In general, those things are indicative of a team that should be better than 4-3. The point differential suggests the same. But the Bills have frittered away some games with a mix of bad timing and marginal errors that have wound up biting them. And they’ve neglected the game’s third phase.

The Bills are leaking water on special teams, where they’ve posted negative expected points added figures in all seven of their games. Buffalo’s special teams problems were acute in Sunday’s surprising loss to the terrible New England Patriots. Kicker Tyler Bass missed a 42-yard field goal late in the second quarter, which changed the complexion of the second half as the Patriots came back to win.

The Bills allowed a 25-yard punt return on the only runback by New England’s Demario Douglas, and the Patriots got a field goal out of the deal after the offense drove 40 yards on a shortened field. Plus, of course, the defense couldn’t get a late stop as the Patriots won with a touchdown in the final seconds. 

“It’s not enough, we didn’t do enough… at the end of the day, not good enough,” coach Sean McDermott said in his postgame press conference. “We gotta figure that out.”

Bass is 10 for 13 on the season, though his two other misses were from 50-plus yards. The punt coverage unit has been flimsy, letting up a 12.5-yard average on eight returns.
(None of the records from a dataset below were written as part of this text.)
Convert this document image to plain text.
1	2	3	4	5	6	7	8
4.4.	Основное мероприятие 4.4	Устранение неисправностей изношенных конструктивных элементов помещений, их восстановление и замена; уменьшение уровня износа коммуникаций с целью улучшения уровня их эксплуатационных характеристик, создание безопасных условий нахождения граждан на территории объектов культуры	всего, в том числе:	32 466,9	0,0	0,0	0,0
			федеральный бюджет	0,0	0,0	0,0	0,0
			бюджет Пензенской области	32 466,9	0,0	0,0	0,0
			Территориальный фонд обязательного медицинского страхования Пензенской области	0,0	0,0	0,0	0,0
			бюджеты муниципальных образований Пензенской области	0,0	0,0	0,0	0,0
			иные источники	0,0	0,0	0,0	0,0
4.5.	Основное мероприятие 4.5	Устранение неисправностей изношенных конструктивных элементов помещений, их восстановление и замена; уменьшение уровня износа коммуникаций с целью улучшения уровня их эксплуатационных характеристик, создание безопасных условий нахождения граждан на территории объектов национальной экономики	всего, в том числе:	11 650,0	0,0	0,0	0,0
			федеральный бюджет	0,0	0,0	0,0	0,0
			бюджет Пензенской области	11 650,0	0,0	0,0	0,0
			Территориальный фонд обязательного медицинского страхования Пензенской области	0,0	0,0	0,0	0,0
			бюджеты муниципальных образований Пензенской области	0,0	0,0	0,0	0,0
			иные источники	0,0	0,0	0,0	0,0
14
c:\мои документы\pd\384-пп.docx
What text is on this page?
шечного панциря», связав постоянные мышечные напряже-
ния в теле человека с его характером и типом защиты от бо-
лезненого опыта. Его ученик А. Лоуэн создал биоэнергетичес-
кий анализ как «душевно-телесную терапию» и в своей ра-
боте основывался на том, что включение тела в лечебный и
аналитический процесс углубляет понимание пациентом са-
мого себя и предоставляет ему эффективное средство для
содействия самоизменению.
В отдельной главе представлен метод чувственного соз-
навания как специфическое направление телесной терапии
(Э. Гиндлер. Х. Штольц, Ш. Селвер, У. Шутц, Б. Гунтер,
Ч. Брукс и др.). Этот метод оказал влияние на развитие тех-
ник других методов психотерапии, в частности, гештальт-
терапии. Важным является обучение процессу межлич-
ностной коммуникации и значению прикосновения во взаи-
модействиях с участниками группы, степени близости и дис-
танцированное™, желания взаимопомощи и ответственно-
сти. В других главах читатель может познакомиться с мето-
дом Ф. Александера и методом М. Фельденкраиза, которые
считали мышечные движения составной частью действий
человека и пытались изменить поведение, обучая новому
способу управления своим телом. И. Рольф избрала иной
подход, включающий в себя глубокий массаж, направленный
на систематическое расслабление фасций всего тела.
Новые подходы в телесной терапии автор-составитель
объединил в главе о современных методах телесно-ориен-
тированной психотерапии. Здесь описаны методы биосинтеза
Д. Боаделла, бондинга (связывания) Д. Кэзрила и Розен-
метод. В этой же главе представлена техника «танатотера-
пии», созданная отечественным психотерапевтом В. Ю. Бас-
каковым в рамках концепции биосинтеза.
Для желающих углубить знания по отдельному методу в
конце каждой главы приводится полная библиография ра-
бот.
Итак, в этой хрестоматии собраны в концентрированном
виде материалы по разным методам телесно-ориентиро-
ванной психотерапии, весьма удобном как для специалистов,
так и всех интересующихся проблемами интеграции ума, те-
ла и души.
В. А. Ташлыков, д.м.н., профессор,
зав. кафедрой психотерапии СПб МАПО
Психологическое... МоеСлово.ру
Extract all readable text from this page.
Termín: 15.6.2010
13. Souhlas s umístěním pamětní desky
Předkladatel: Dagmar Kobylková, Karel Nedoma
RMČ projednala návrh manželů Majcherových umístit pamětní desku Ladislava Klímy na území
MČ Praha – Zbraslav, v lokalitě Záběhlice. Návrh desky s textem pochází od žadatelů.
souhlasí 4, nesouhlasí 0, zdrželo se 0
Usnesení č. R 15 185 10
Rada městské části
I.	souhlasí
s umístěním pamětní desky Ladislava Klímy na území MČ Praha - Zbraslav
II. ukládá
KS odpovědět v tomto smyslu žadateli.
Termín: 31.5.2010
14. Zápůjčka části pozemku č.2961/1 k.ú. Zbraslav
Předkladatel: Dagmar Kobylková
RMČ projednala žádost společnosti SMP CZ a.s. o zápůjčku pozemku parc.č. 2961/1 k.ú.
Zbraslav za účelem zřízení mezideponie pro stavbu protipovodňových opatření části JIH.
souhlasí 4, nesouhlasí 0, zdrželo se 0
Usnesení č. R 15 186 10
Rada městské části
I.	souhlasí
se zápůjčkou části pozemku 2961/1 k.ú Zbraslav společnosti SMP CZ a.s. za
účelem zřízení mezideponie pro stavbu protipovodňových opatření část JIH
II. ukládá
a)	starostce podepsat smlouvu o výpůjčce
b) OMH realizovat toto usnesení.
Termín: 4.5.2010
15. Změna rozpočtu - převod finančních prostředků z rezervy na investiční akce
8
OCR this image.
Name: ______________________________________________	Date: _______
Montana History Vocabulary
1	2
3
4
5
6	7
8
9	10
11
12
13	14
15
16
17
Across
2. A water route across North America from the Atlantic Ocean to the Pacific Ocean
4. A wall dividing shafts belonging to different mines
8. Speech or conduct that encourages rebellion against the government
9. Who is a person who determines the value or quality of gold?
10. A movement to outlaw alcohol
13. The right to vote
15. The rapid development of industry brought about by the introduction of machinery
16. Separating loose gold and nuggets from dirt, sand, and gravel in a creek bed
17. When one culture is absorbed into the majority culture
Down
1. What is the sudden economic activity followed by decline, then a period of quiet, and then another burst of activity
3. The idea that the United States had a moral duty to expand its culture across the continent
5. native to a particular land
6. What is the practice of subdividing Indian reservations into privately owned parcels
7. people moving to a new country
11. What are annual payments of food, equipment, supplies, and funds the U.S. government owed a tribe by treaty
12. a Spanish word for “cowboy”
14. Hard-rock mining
Shortcomings in those areas helped flip the New England game, which is the difference between a 4-3 struggle that raises eyebrows and a smooth 5-2 that provides little reason for alarm.

Ponder one or two plays going differently in overtime against the Jets in Week 1, and the Bills are quite close to being exactly what their fans hoped they’d be. 

Of course, that’s not how it works, and the Bills are now in a contentious fight with an incredibly tricky Dolphins team in the East. And the three losses they’ve already posted will be a drag on their efforts to not just win the division but take elusive home-field advantage should they return to the playoffs.

The Bills are in good shape, but some situational failures will require them and their fans to sweat a little bit.